Il régnait un doux parfum d'été au mois de juin. La Belgique ouvrait de plus en plus les vannes du déconfinement, on commençait à revoir nos proches ou à retourner au restaurant, pendant que les chiffres de l'épidémie ne cessaient de baisser. Sauf que le mois de juillet est passé par là, avec des tendances qui sont à la hausse, et nos espoirs de retrouver nos libertés ont vite été calmés.

"Cette fois, il est temps d'être plus réaliste", dit Geert Molenberghs dans Het Laatste Nieuws. "A moins d'aller au bout des choses et de fermer les frontières."

En clair, et même si ce n'est pas très gai à entendre, nous sommes encore loin d'en avoir fini avec ce Covid-19, selon le chercheur de la KUL. Mieux vaut donc ne pas faire de projets. "Je ne vais pas me faire des amis dans le secteur du tourisme en disant cela. Je suis quelqu'un qui aime voyager, en général plusieurs fois par an, mais je n'ai plus rien prévu. Ce sera au jour le jour", prévient-il.

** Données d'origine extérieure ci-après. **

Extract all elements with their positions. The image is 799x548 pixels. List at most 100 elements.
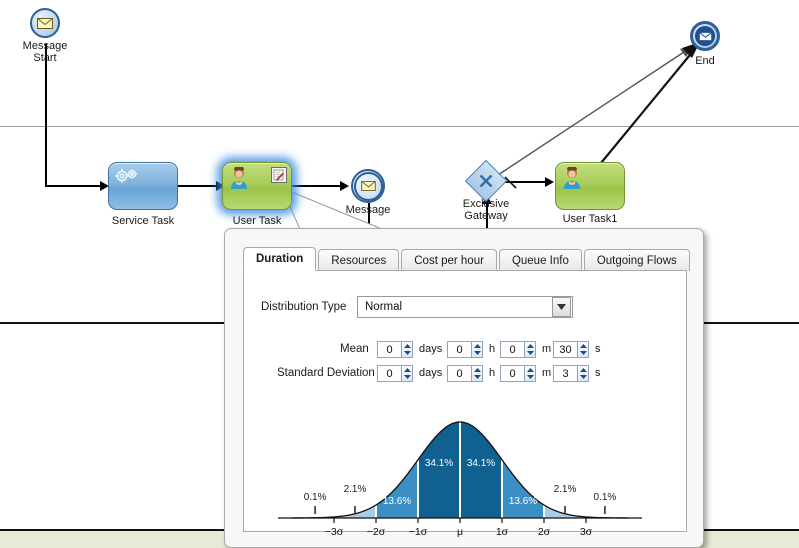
- mean-hours-stepper[interactable]: 0: [447, 341, 483, 358]
- envelope-icon: [37, 17, 53, 29]
- sd-hours-value[interactable]: 0: [447, 365, 472, 382]
- tab-cost-per-hour[interactable]: Cost per hour: [401, 249, 497, 271]
- dialog-tabstrip[interactable]: Duration Resources Cost per hour Queue I…: [243, 247, 692, 271]
- node-end-event[interactable]: [690, 21, 720, 51]
- label-service-task: Service Task: [111, 215, 175, 227]
- mean-days-value[interactable]: 0: [377, 341, 402, 358]
- mean-minutes-spin-buttons[interactable]: [525, 341, 536, 358]
- sd-seconds-value[interactable]: 3: [553, 365, 578, 382]
- x-tick-label-5: 2σ: [538, 526, 551, 538]
- unit-sd-minutes: m: [542, 367, 552, 379]
- envelope-icon: [360, 181, 376, 191]
- spin-down-icon[interactable]: [578, 374, 588, 382]
- spin-up-icon[interactable]: [525, 366, 535, 374]
- spin-down-icon[interactable]: [525, 350, 535, 358]
- x-tick-label-6: 3σ: [580, 526, 593, 538]
- mean-hours-value[interactable]: 0: [447, 341, 472, 358]
- label-user-task: User Task: [232, 215, 282, 227]
- unit-mean-hours: h: [489, 343, 496, 355]
- user-task-marker: [271, 167, 287, 183]
- tab-outgoing-flows[interactable]: Outgoing Flows: [583, 249, 690, 271]
- label-standard-deviation: Standard Deviation: [277, 367, 375, 379]
- sd-days-stepper[interactable]: 0: [377, 365, 413, 382]
- mean-minutes-value[interactable]: 0: [500, 341, 525, 358]
- user-icon: [564, 167, 580, 189]
- spin-up-icon[interactable]: [472, 366, 482, 374]
- spin-up-icon[interactable]: [402, 366, 412, 374]
- sd-minutes-spin-buttons[interactable]: [525, 365, 536, 382]
- band-label-4: 34.1%: [467, 458, 495, 469]
- flow-user-to-message: [290, 185, 344, 187]
- band-label-3: 34.1%: [425, 458, 453, 469]
- spin-up-icon[interactable]: [578, 366, 588, 374]
- spin-up-icon[interactable]: [402, 342, 412, 350]
- band-4: [460, 422, 502, 518]
- unit-mean-seconds: s: [595, 343, 601, 355]
- unit-sd-hours: h: [489, 367, 496, 379]
- spin-up-icon[interactable]: [578, 342, 588, 350]
- sd-days-value[interactable]: 0: [377, 365, 402, 382]
- distribution-type-select[interactable]: Normal: [357, 296, 573, 318]
- spin-up-icon[interactable]: [472, 342, 482, 350]
- spin-down-icon[interactable]: [525, 374, 535, 382]
- spin-down-icon[interactable]: [578, 350, 588, 358]
- mean-seconds-stepper[interactable]: 30: [553, 341, 589, 358]
- mean-seconds-spin-buttons[interactable]: [578, 341, 589, 358]
- tab-resources[interactable]: Resources: [318, 249, 400, 271]
- mean-seconds-value[interactable]: 30: [553, 341, 578, 358]
- sd-hours-spin-buttons[interactable]: [472, 365, 483, 382]
- unit-mean-days: days: [419, 343, 443, 355]
- gears-icon: [115, 169, 138, 183]
- distribution-type-value: Normal: [365, 301, 403, 313]
- intermediate-inner-ring: [353, 171, 383, 201]
- mean-days-stepper[interactable]: 0: [377, 341, 413, 358]
- mean-days-spin-buttons[interactable]: [402, 341, 413, 358]
- x-tick-label-4: 1σ: [496, 526, 509, 538]
- node-message-start[interactable]: [30, 8, 60, 38]
- normal-distribution-chart: −3σ −2σ −1σ μ 1σ 2σ 3σ 0.1% 2.1% 13.6% 34.1% 34.1% 1…: [270, 392, 650, 548]
- flow-gateway-to-usertask1: [503, 181, 549, 183]
- band-label-7: 0.1%: [594, 492, 617, 503]
- tab-duration[interactable]: Duration: [243, 247, 317, 271]
- band-label-0: 0.1%: [304, 492, 327, 503]
- band-label-1: 2.1%: [344, 484, 367, 495]
- unit-sd-seconds: s: [595, 367, 601, 379]
- node-service-task[interactable]: [108, 162, 178, 210]
- sd-hours-stepper[interactable]: 0: [447, 365, 483, 382]
- label-mean: Mean: [340, 343, 369, 355]
- sd-minutes-value[interactable]: 0: [500, 365, 525, 382]
- spin-down-icon[interactable]: [402, 350, 412, 358]
- flow-start-down: [45, 44, 47, 187]
- band-label-5: 13.6%: [509, 496, 537, 507]
- chevron-down-icon[interactable]: [552, 297, 571, 317]
- unit-sd-days: days: [419, 367, 443, 379]
- band-label-6: 2.1%: [554, 484, 577, 495]
- node-user-task[interactable]: [222, 162, 292, 210]
- tab-queue-info[interactable]: Queue Info: [498, 249, 582, 271]
- label-distribution-type: Distribution Type: [261, 301, 347, 313]
- x-tick-label-1: −2σ: [367, 526, 386, 538]
- label-user-task1: User Task1: [562, 213, 618, 225]
- mean-minutes-stepper[interactable]: 0: [500, 341, 536, 358]
- spin-down-icon[interactable]: [402, 374, 412, 382]
- x-tick-label-2: −1σ: [409, 526, 428, 538]
- label-end-event: End: [695, 55, 715, 67]
- sd-seconds-spin-buttons[interactable]: [578, 365, 589, 382]
- mean-hours-spin-buttons[interactable]: [472, 341, 483, 358]
- unit-mean-minutes: m: [542, 343, 552, 355]
- spin-down-icon[interactable]: [472, 374, 482, 382]
- spin-up-icon[interactable]: [525, 342, 535, 350]
- bpmn-canvas[interactable]: Message Start Service Task User Task Mes…: [0, 0, 799, 548]
- label-message-intermediate: Message: [345, 204, 391, 216]
- node-message-intermediate[interactable]: [351, 169, 385, 203]
- sd-minutes-stepper[interactable]: 0: [500, 365, 536, 382]
- user-icon: [231, 167, 247, 189]
- x-tick-label-3: μ: [457, 526, 463, 538]
- sd-days-spin-buttons[interactable]: [402, 365, 413, 382]
- node-user-task1[interactable]: [555, 162, 625, 210]
- arrowhead-usertask1-in: [545, 177, 554, 187]
- sd-seconds-stepper[interactable]: 3: [553, 365, 589, 382]
- label-message-start: Message Start: [22, 40, 68, 64]
- envelope-icon: [698, 31, 712, 41]
- spin-down-icon[interactable]: [472, 350, 482, 358]
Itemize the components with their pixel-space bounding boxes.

"Et nous allons encore devoir vivre longtemps avec la fameuse "bulle sociale". Lorsque cette vague sera terminée, nous pourrons à nouveau déconfiner. Mais plus au niveau et de la même façon que ce qu'on a fait le 1er juillet. En juin et début juillet, tout le monde pensait, sauf quelques biostatisticiens: 'C'est fini, nous pouvons à nouveau retrouver une vie normale, à l'exception de quelques secteurs qui ne sont pas encore ouverts, mais qui le feront bien un jour.' Mais ce n'est pas le cas. Nous pourrons encore faire certaines choses, lorsque la courbe sera aplatie à un niveau plus bas que nous l'avions fait en juin. Nous pourrons peut-être organiser un match de football avec public l'année prochaine. Mais n'imaginez pas des stades remplis. Pas avant le vaccin."